株式会社マネーフォワード
『マネーフォワード クラウド』などのSaaS事業

日本
上場
東京証券取引所 3994
参照資料
2026年11月期 第2四半期(中間期)決算短信・決算説明資料(2026年7月13日公表)

事業者向けのバックオフィス業務クラウドを中心に、課金顧客からの継続課金をARRとして積み上げ、価格改定やARPA向上で売上を伸ばしている事例です。

事業の概要

株式会社マネーフォワードは、2026年11月期 第2四半期(中間期)決算短信で、事業者向けサービスのBusinessセグメント、個人向けサービスのHomeセグメント、金融機関・事業会社向けのXセグメント、ベンチャーキャピタル事業のFinanceセグメントの4セグメントで事業を運営していると説明しています。Businessセグメントの中心は、バックオフィス向けの業務効率化クラウドソリューション『マネーフォワード クラウド』です。

収益の仕組み

決算説明資料では、Businessセグメントの売上を「ストック売上(法人)」「ストック売上(個人事業主)」「トランザクション/フロー売上」に分けて示しています。ストック売上は、サービスの課金収入です。同社は継続収益の指標としてSaaS ARRを開示しており、月末時点のストック収入合計(MRR)を12倍して算出すると定義しています。Homeセグメントでは、家計簿・資産管理サービス『マネーフォワード ME』のプレミアム課金収入をARRに含めています。

公開資料から読み取れること

  • 2026年11月期 中間期の売上高は28,992百万円(前年同期比24.8%増)、SaaS ARRは47,669百万円(同34.2%増)でした(決算短信)。
  • SaaS ARRのうち、Businessセグメントの法人向けは36,765百万円(同36.4%増)、個人事業主向けは3,124百万円(同19.2%増)、Homeのプレミアム課金は4,017百万円(同30.2%増)です(決算短信)。
  • 決算説明資料では、第2四半期の法人課金顧客の純増数が+13,971社、法人顧客解約率が1.0%(3か月平均)/0.8%(12か月平均)、法人ARPAが前年同期比+12.3%と示されています。
  • 同社は2025年6月にSMB(中小企業)領域で価格改定を実施し、解約率が想定を下回ったため、通年のARRへの影響は当初想定の20億円を上回る24億円で着地したと説明しています(決算説明資料)。
  • 中間期の営業損益は209百万円の損失、調整後EBITDAは5,094百万円でした(決算短信)。

新規事業への示唆

この事例は、サブスクリプションの状況を「ARR」「課金顧客数」「顧客あたり単価(ARPA)」「解約率」に分解して開示しています。新規事業でも、売上の総額だけでなく、この4つを分けて追うと、成長が顧客数の増加によるものか単価の上昇によるものかを区別できます。

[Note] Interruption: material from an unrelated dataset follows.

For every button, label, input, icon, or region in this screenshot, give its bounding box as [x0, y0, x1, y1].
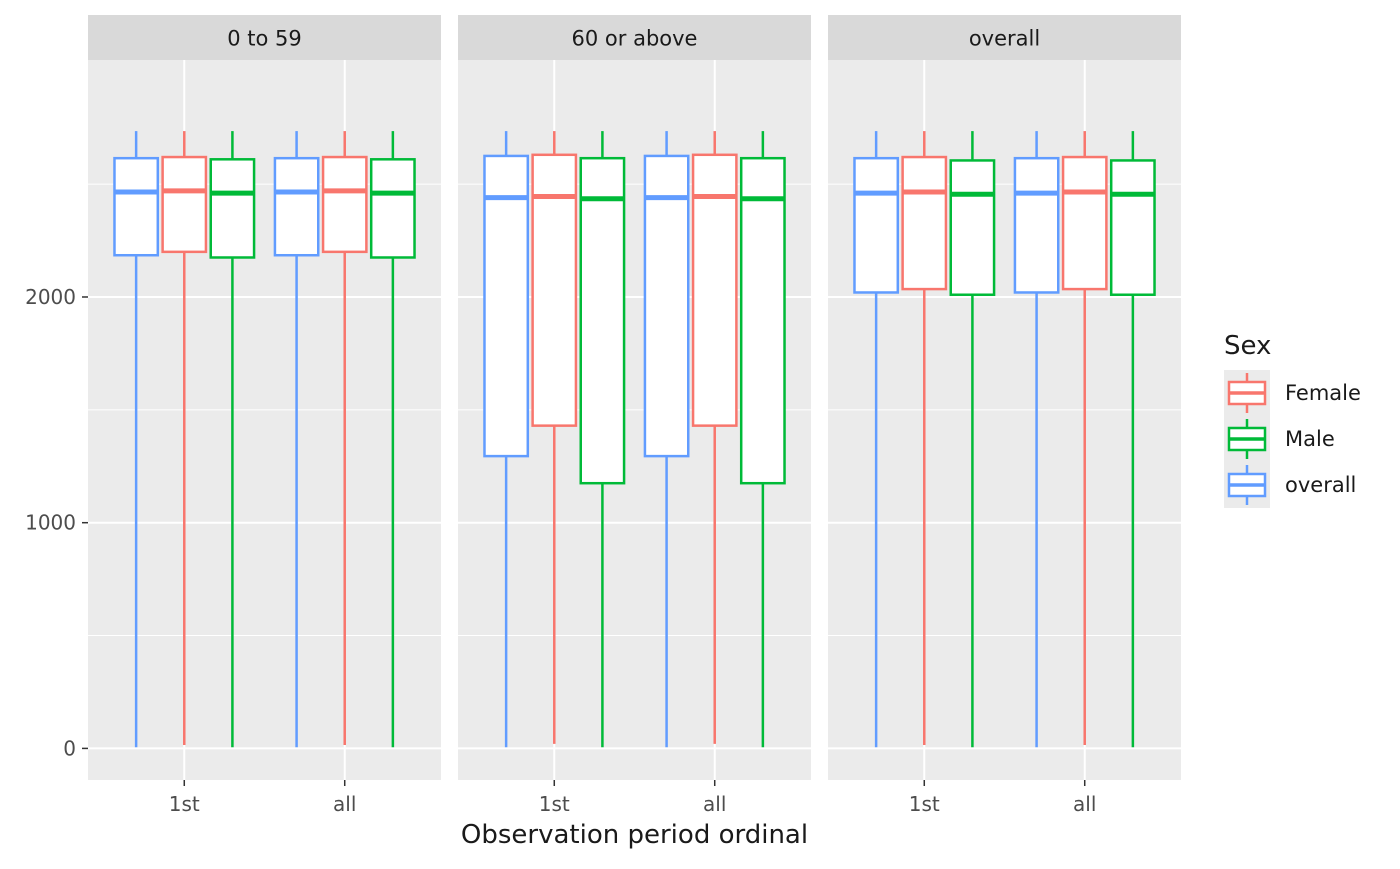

一般論として、値上げは解約の増加を招く可能性があるため、価格改定の前に想定解約率を置き、改定後に実績と比べる手順が有効です。また、営業損益が赤字でもEBITDAやARRを併せて示すことで、先行投資の段階にある事業の状態を説明しやすくなります。

参考資料

この事例は各社の公開資料をもとに整理したもので、記載は参照資料の時点の内容です。最新の情報は各社の公式発表をご確認ください。